As another amusement, Galileo started writing about ocean tides. Instead of writing his arguments as a scientific paper, he found that it was much more interesting to have an imaginary conversation, or dialogue, between three fictional characters. One character, who would support Galileo's side of the argument, was brilliant. Another character would be open to either side of the argument. The final character, named Simplicio, was dogmatic and foolish, representing all of Galileo's enemies who ignored any evidence that Galileo was right. Soon, Galileo wrote up a similar dialogue called "Dialogue on the Two Great Systems of the World." This book talked about the Copernican system.
"Dialogue" was an immediate hit with the public, but not, of course, with the Church. The pope suspected that he was the model for Simplicio. He ordered the book banned, and also ordered Galileo to appear before the Inquisition in Rome for the crime of teaching the Copernican theory after being ordered not to do so.
Galileo was 68 years old and sick. Threatened with torture, he publically confessed that he had been wrong to have said that the Earth moves around the Sun. Legend then has it that after his confession, Galileo quietly whispered "And yet, it moves."
Unlike many less famous prisoners, Galileo was allowed to live under house arrest in his house outside of Florence. He was near one of his daughters, a nun. Until his death in 1642, he continued to investigate other areas of science. Amazingly, he even published a book on force and motion although he had been blinded by an eye infection.

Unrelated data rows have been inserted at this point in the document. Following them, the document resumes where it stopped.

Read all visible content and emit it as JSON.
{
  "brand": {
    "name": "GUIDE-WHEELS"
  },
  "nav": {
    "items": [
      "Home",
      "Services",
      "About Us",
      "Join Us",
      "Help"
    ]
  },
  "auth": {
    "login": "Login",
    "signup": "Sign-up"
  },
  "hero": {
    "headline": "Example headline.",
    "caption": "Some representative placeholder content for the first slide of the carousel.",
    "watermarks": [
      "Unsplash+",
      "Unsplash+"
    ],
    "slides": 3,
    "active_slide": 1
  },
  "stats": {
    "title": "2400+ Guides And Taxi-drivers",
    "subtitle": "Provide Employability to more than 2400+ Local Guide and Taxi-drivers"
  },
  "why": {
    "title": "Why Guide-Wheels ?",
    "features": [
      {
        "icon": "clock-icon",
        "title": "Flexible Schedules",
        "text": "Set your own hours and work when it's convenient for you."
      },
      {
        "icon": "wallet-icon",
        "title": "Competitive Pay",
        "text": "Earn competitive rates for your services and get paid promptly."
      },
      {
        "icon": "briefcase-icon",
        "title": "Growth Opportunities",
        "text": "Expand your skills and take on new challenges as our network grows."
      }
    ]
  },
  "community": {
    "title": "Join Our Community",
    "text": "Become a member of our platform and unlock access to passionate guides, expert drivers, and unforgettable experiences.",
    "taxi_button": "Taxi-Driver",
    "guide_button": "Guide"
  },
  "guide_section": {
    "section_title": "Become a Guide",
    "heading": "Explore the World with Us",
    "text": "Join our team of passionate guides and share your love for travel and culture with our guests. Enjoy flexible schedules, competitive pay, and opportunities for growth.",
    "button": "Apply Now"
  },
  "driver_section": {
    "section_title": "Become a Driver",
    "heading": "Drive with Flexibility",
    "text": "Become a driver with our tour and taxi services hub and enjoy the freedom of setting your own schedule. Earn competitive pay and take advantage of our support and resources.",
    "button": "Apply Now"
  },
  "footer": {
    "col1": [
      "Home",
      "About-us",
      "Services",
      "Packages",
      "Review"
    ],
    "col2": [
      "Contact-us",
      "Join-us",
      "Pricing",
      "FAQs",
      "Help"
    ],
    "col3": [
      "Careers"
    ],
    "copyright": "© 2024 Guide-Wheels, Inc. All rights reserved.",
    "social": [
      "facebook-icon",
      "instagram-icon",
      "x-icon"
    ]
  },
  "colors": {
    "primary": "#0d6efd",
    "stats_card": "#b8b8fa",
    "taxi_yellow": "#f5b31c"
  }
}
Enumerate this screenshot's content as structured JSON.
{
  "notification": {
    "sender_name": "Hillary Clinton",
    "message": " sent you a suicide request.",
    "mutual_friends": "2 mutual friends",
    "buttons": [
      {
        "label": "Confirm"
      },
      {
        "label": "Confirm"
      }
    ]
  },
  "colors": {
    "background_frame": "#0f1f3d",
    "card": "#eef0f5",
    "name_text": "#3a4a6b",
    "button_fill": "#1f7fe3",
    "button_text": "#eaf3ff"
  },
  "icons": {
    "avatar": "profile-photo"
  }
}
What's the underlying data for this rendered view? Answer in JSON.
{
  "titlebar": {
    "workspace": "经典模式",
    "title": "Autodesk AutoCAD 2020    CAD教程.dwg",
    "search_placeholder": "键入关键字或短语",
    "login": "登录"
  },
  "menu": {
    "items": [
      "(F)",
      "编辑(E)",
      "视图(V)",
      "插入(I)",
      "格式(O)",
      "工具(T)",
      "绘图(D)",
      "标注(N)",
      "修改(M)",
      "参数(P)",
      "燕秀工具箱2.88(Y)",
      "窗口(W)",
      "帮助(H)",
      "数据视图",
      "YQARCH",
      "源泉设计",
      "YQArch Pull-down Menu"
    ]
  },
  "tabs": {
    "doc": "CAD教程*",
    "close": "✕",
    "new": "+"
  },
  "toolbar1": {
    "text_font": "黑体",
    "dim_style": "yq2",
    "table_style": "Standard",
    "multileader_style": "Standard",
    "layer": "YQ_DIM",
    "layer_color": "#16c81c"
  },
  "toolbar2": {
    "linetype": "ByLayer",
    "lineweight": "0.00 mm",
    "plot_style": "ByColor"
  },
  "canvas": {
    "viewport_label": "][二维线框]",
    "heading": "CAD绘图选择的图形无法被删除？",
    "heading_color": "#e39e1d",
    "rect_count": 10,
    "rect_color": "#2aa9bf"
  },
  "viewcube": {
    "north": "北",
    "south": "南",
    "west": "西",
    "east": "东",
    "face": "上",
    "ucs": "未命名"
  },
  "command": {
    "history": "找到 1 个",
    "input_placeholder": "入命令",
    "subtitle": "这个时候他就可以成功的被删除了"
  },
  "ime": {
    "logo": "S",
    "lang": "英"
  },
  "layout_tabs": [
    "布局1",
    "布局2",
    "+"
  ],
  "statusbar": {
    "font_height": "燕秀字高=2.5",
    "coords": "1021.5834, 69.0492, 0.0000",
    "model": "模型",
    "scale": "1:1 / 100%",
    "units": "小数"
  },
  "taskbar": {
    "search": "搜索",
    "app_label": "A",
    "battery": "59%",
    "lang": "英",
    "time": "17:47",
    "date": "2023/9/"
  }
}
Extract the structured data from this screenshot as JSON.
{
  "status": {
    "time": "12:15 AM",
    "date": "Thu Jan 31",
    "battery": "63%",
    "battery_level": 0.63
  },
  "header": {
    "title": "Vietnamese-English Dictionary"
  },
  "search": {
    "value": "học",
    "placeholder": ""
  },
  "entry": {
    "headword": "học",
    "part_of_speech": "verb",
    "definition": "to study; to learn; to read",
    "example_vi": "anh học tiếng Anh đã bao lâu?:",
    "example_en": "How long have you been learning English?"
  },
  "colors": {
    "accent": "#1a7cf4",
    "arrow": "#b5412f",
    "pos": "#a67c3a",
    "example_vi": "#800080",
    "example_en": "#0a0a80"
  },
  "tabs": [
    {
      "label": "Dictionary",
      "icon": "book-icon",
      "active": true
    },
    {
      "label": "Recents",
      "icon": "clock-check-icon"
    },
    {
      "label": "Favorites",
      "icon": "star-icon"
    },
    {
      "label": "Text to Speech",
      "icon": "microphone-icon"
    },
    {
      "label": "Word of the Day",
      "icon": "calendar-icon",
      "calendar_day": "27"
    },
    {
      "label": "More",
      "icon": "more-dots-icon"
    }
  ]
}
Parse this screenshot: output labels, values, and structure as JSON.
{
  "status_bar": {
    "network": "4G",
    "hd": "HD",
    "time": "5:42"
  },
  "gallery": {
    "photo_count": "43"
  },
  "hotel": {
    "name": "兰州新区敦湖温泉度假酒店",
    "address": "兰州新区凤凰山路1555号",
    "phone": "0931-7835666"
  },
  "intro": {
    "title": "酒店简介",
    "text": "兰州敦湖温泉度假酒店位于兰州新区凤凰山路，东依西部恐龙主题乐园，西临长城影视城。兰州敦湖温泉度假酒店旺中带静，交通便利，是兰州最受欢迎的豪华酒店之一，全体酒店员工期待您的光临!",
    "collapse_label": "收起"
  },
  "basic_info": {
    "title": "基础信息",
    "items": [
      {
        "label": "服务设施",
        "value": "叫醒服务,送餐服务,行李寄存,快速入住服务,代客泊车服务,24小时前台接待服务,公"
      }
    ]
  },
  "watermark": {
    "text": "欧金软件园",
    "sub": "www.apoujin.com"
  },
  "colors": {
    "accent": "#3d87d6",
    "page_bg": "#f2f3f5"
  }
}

The Church eventually lifted the ban on Galileo's Dialogue in 1822--by that time, it was common knowledge that the Earth was not the center of the Universe. Still later, there were statements by the Vatican Council in the early 1960's and in 1979 that implied that Galileo was pardoned, and that he had suffered at the hands of the Church. Finally, in 1992, three years after Galileo Galilei's namesake had been launched on its way to Jupiter, the Vatican formally and publicly cleared Galileo of any wrongdoing.